In months when you are paid every two weeks, you’ve undoubtedly noticed a little extra money. You may even have assumed that your company’s payroll system had made a mistake. But it’s not a blunder. You only get two months like this a year where you get a third pay check and your monthly costs stay the same at the same time. Cheers up! But what you need is a plan with that additional money.
What is the main cause of this? In a 52-week year, if you’re paid biweekly, you’ll receive 26 pay-checks. In other words, for two months out of the year, you’ll be getting paid for three.
There’s a lot of value in those two extra pay-checks. However, if you don’t have a strategy in place, they can just vanish. Fast. Finding out when your two pay-checks will be deposited is the first budgeting tip for saving two payments. Take out a calendar and jot down your pay-checks for each month of the year, emphasizing the two additional. To keep track of when your bank account will be credited with more dollars, you may want to set up a calendar reminder on your phone. Tracking the additional pay-checks in advance is essential since they will fall on various days each year.
Budgeting with an additional income may be done in a few different ways, each of which should be tailored to your unique circumstances and financial objectives. It’s up to you whether you decide to set aside a certain amount of money each month or whether you’d rather spread it out throughout the year.
How can I plan for an additional paycheck in advance? If you get paid biweekly, here are five budgeting tips:
#1 Pay off your high-interest loan first
Think about how a third salary can help you pay down debt once you’ve finished leaping for pleasure.
Make a note of all your debts and classify them by amount and annual percentage rate before using your new budget and an extra salary to pay them off (APR). Paying down the loan with the highest APR might save you the most money because you are paying the most to carry a balance. Paying off a few low-interest, low-balance bills might help you build momentum and reap additional financial rewards. In other words, if you’re near to maxing out a credit card, your credit score might suffer because of your high credit use ratio.
With an additional paycheck, you’ll be able to free up even more money from following paychecks if you prioritize debt payback in your budget.
#2 Establish an emergency savings account
Budgeting with an extra salary isn’t only about paying down debt. It’s critical to have an enough emergency money on hand. It’s critical.
You may avoid taking on additional debt by setting aside three to six months’ worth of your typical monthly spending as an emergency fund. These money can be better protected if they are kept in a different account from your usual checking and savings (and reduce the temptation to dip into them for non-emergency expenses). A high-yield savings account, a certificate of deposit, or a money market account can serve as an emergency fund.
Create an emergency fund or add to an existing one if you need to save two paychecks. One way to achieve this is to have your additional paychecks automatically deposited into your emergency fund.
#3 Make an effort to save towards a long-term objective
Two full paychecks out of 26 can be a good start if you want to save for a goal like a new vehicle or house or contribute to tax-advantaged retirement funds.. As a budgeting trick if you’re paid biweekly, move your two additional paychecks from your bank account to a savings or retirement account as soon as possible.
The maximum yearly match in your company 401(k) may be enough to sway you toward a Roth IRA if you have already maxed out your contributions in your company 401(k).

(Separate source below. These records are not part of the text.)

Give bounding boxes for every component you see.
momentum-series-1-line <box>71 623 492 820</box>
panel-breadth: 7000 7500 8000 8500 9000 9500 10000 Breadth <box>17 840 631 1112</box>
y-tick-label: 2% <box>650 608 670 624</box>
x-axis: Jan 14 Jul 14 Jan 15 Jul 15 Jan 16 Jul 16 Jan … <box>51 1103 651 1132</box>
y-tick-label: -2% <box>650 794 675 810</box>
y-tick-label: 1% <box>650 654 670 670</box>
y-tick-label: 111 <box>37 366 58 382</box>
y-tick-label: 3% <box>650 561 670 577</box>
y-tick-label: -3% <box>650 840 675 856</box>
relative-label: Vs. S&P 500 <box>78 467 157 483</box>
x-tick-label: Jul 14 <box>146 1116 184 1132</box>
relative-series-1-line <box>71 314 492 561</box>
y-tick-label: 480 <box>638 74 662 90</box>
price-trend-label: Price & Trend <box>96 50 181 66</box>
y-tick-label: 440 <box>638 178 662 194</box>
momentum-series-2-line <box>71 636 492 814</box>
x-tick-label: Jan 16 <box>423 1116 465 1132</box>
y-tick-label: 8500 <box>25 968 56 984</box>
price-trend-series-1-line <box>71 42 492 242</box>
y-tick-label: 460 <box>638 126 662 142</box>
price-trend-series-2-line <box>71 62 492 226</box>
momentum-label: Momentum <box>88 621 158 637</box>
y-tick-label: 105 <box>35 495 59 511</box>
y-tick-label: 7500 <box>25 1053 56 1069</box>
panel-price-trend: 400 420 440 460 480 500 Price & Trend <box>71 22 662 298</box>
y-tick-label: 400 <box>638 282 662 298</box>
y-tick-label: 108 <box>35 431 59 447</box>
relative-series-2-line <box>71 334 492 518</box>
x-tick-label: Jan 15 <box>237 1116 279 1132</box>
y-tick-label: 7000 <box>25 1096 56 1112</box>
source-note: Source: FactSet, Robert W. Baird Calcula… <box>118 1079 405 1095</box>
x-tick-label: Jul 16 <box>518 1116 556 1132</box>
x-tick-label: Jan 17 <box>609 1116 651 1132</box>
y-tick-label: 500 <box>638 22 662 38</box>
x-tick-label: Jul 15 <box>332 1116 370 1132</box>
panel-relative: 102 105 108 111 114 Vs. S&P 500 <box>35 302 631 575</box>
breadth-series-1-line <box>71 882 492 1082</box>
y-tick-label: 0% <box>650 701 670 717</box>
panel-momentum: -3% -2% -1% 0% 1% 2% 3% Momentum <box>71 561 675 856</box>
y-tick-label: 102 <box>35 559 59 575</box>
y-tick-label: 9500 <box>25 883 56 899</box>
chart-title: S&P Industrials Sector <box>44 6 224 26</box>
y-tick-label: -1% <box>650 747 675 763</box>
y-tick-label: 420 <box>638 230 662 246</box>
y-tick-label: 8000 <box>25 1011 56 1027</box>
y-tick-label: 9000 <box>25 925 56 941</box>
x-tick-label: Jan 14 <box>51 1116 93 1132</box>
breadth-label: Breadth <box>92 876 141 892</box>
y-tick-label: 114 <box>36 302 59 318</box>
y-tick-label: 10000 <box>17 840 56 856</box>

First-time home buyers who have kept a Roth IRA for at least five years are eligible to withdraw up to $10,000 to buy a house. Both of your big goals would be within reach if you had an extra wage to work with.
In the grander scheme of things, you may save up to start your own firm. If you’re thinking about establishing your own business in the future, you may want to consider setting aside a portion of each paycheck as a form of seed money.
#4 Stay on top of your bills
If you’re paid biweekly and receive a third paycheck and already have an emergency fund, debt-free status, and are saving regularly, consider this budgeting hack: Prepay a portion of your monthly expenses to avoid late fees. Prepaying some of your payments might alleviate some of your financial stress in the coming months.
If you’re paid monthly, ensure with your suppliers that you won’t be hit with a prepayment penalty and familiarize yourself with any prepayment limits before employing this budgeting tip. Car insurance premiums may be paid in whole, and some providers may even reward you for doing so. Prepaying your utility, mobile phone, and/or rent payments can be a good idea as well.
#5 Afford essential compensations
It’s important to keep in mind that managing money is about more than just the cash amount. Financial decisions are frequently influenced by one’s feelings, which are frequently the driving force behind them. Acknowledging this truth is a critical step in effectively managing your finances.
Whatever the reason, you may be looking for a break from the daily grind or a chance to learn something new with your family or friends. A budgeting method to save two salaries might be augmented with some self-spending.
To save two paychecks, there isn’t a budgeting strategy that works for everyone
Many people move back and forth between different budgeting methods when faced with a one-time windfall. If you have a debt-reduction objective and an additional income, you may put it all toward that goal instead of spreading it out. Another possibility is that you set a 10-year retirement goal and haven’t made any progress toward achieving it. A little amount of the money might be directed toward achieving your goal. The savings potential of a third salary can help you build a strong financial foundation, even if your budgeting methods differ from those of your peers.